The reverse is true as well: outside of horror novels, "evil" characters should be complex and have some redeeming qualities. This is moderately true about one of the antagonists, but the other antagonist is a vision of pure evil; with no backstory or explanation for her character, she comes across as a cartoon.
I know this seems like a one-star review, but by reading this book, I learned and was inspired to learn more about horrifying forced sterilization programs throughout the US, and especially in North Carolina, where they lasted until the 1970s! So props to the book for that.
Boring Asian Female
by Canwen Xu
Ambition Without Consequence (4/6/2026)
Boring Asian Female by Canwen Xu has a premise that seems tailor-made for me: an unhinged, unreliable narrator, and a Columbia University setting that felt vividly nostalgic to me, an alum. And yes, anyone that went to Columbia is an unhinged overachiever in some manner, so it should have been highly relatable to me in that sense as well.

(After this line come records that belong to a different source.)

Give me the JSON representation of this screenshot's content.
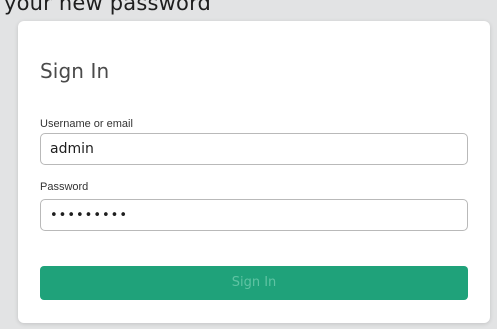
{
  "background": {
    "partial_text": "your new password"
  },
  "form": {
    "title": "Sign In",
    "username": {
      "label": "Username or email",
      "value": "admin"
    },
    "password": {
      "label": "Password",
      "masked_value": "•••••••••"
    },
    "submit_label": "Sign In"
  },
  "colors": {
    "accent": "#1fa27a",
    "page_bg": "#e2e3e4",
    "card_bg": "#ffffff"
  }
}
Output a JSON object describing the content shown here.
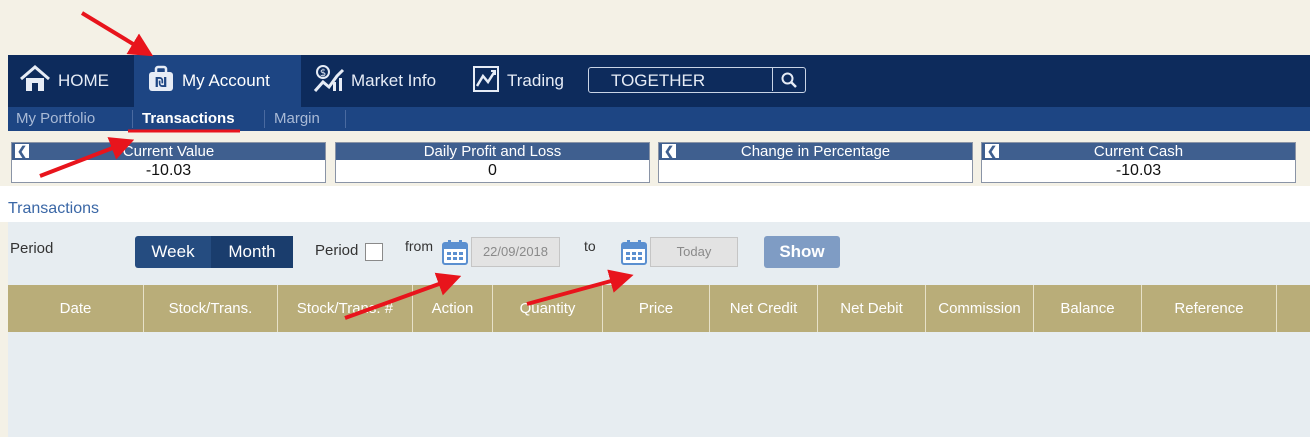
{
  "nav": {
    "items": [
      {
        "label": "HOME",
        "icon": "home-icon"
      },
      {
        "label": "My Account",
        "icon": "briefcase-icon"
      },
      {
        "label": "Market Info",
        "icon": "market-info-icon"
      },
      {
        "label": "Trading",
        "icon": "trading-chart-icon"
      }
    ],
    "search_value": "TOGETHER"
  },
  "subnav": {
    "items": [
      "My Portfolio",
      "Transactions",
      "Margin"
    ]
  },
  "summary": [
    {
      "title": "Current Value",
      "value": "-10.03"
    },
    {
      "title": "Daily Profit and Loss",
      "value": "0"
    },
    {
      "title": "Change in Percentage",
      "value": ""
    },
    {
      "title": "Current Cash",
      "value": "-10.03"
    }
  ],
  "section_title": "Transactions",
  "filters": {
    "period_label": "Period",
    "week_label": "Week",
    "month_label": "Month",
    "period_check_label": "Period",
    "from_label": "from",
    "from_date": "22/09/2018",
    "to_label": "to",
    "to_date": "Today",
    "show_label": "Show"
  },
  "table": {
    "columns": [
      "Date",
      "Stock/Trans.",
      "Stock/Trans. #",
      "Action",
      "Quantity",
      "Price",
      "Net Credit",
      "Net Debit",
      "Commission",
      "Balance",
      "Reference"
    ]
  },
  "colors": {
    "nav_bg": "#0d2b5c",
    "active_tab": "#1d4583",
    "table_header": "#b9ad79",
    "annotation_arrow": "#e8141c"
  }
}
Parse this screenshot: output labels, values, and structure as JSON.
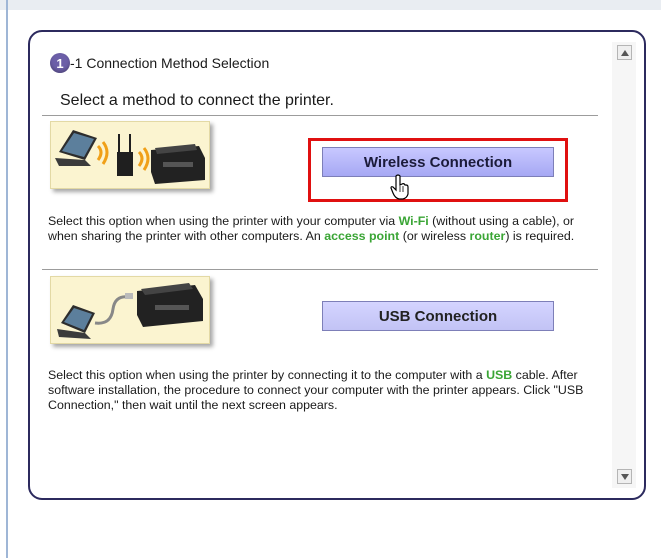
{
  "panel": {
    "step_number": "1",
    "title": "-1 Connection Method Selection",
    "subtitle": "Select a method to connect the printer."
  },
  "wireless": {
    "button_label": "Wireless Connection",
    "desc": {
      "t1": "Select this option when using the printer with your computer via ",
      "k1": "Wi-Fi",
      "t2": " (without using a cable), or when sharing the printer with other computers. An ",
      "k2": "access point",
      "t3": " (or wireless ",
      "k3": "router",
      "t4": ") is required."
    }
  },
  "usb": {
    "button_label": "USB Connection",
    "desc": {
      "t1": "Select this option when using the printer by connecting it to the computer with a ",
      "k1": "USB",
      "t2": " cable. After software installation, the procedure to connect your computer with the printer appears. Click \"USB Connection,\" then wait until the next screen appears."
    }
  },
  "colors": {
    "keyword": "#3aa535",
    "highlight": "#e01010",
    "button": "#a6a8f4",
    "border": "#2c2a5e"
  },
  "icons": [
    "hand-cursor-icon",
    "scroll-up-arrow-icon",
    "scroll-down-arrow-icon"
  ]
}
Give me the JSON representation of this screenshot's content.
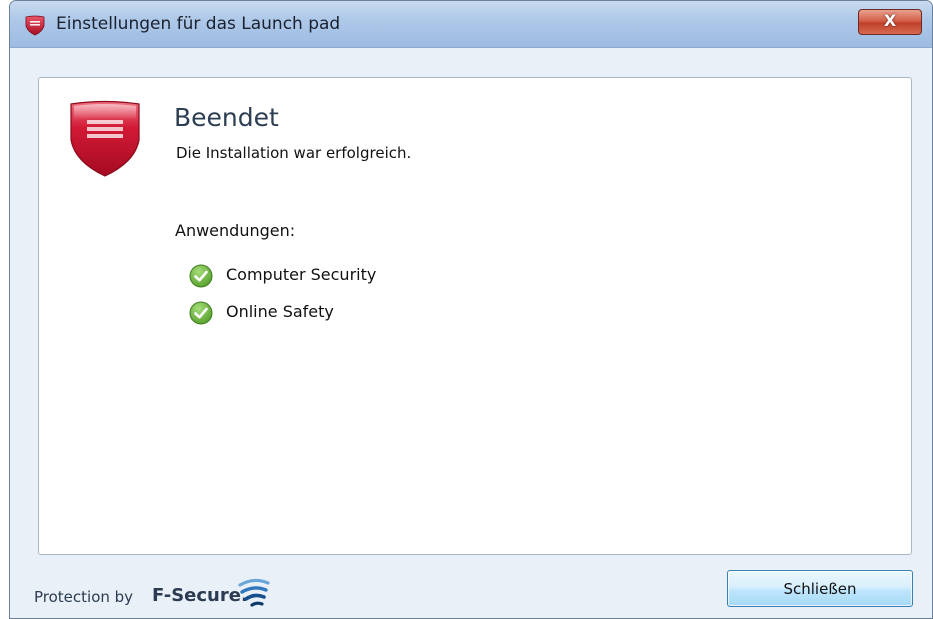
{
  "window": {
    "title": "Einstellungen für das Launch pad",
    "close_glyph": "X",
    "title_icon": "fsecure-shield-icon"
  },
  "main": {
    "heading": "Beendet",
    "subtext": "Die Installation war erfolgreich.",
    "apps_label": "Anwendungen:",
    "applications": [
      {
        "label": "Computer Security",
        "status_icon": "check-circle-icon"
      },
      {
        "label": "Online Safety",
        "status_icon": "check-circle-icon"
      }
    ]
  },
  "footer": {
    "protection_prefix": "Protection by",
    "brand_name": "F-Secure.",
    "close_button_label": "Schließen"
  },
  "colors": {
    "shield_red": "#c8102e",
    "check_green": "#5aa52c",
    "titlebar_blue": "#aec8e8",
    "button_blue": "#bee6fd",
    "close_red": "#c0402a"
  }
}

The novel follows Elizabeth, a deeply obsessive young woman who becomes fixated on clawing her way toward Harvard Law by any means necessary. Harvard Law isn't just Harvard Law — it represents to Elizabeth the culmination of her version of the American Dream. Xu clearly has sharp ideas about ambition, performance, race, and the suffocating pressure of being seen as legible, harmless, or "acceptable," and the title gestures toward that tension in a way that feels intentionally provocative, but the book never really does much to either subvert or confirm those expectations. Elizabeth's blandness is never really blandness at all; it is a mask, a social script, and in some ways a weapon.
That said, for reasons I still can't fully pin down, I never quite connected with the book. On paper, Elizabeth is exactly the kind of protagonist I usually enjoy: messy, delusional, self-justifying, and always one bad decision away from disaster. But although the novel keeps raising the stakes, I never felt the queasy, tightening dread that this kind of story usually thrives on. Part of that is because Elizabeth's plans never felt convincing enough to inspire real fear; at nearly every stage, I could see obvious holes in her logic and imagine a dozen ways she could be caught. And just when consequences seemed ready to land, the book often introduced convenient escapes that let her wriggle free. The result was a story that never gripped me. While it was intellectually interesting and had many sharp and trenchant opinions, it was missing the visceral tension that would have made Elizabeth's spiral truly unforgettable.
When They Burned the Butterfly
by Wen-yi Lee
Great Worldbuilding, Slow Plot (11/6/2025)
I really wanted to enjoy this book more than I did. I loved the worldbuilding, but the middle section of the book felt very aimless. I ended up DNF this one, but I would love to know if the plot ever picked up steam in the final third.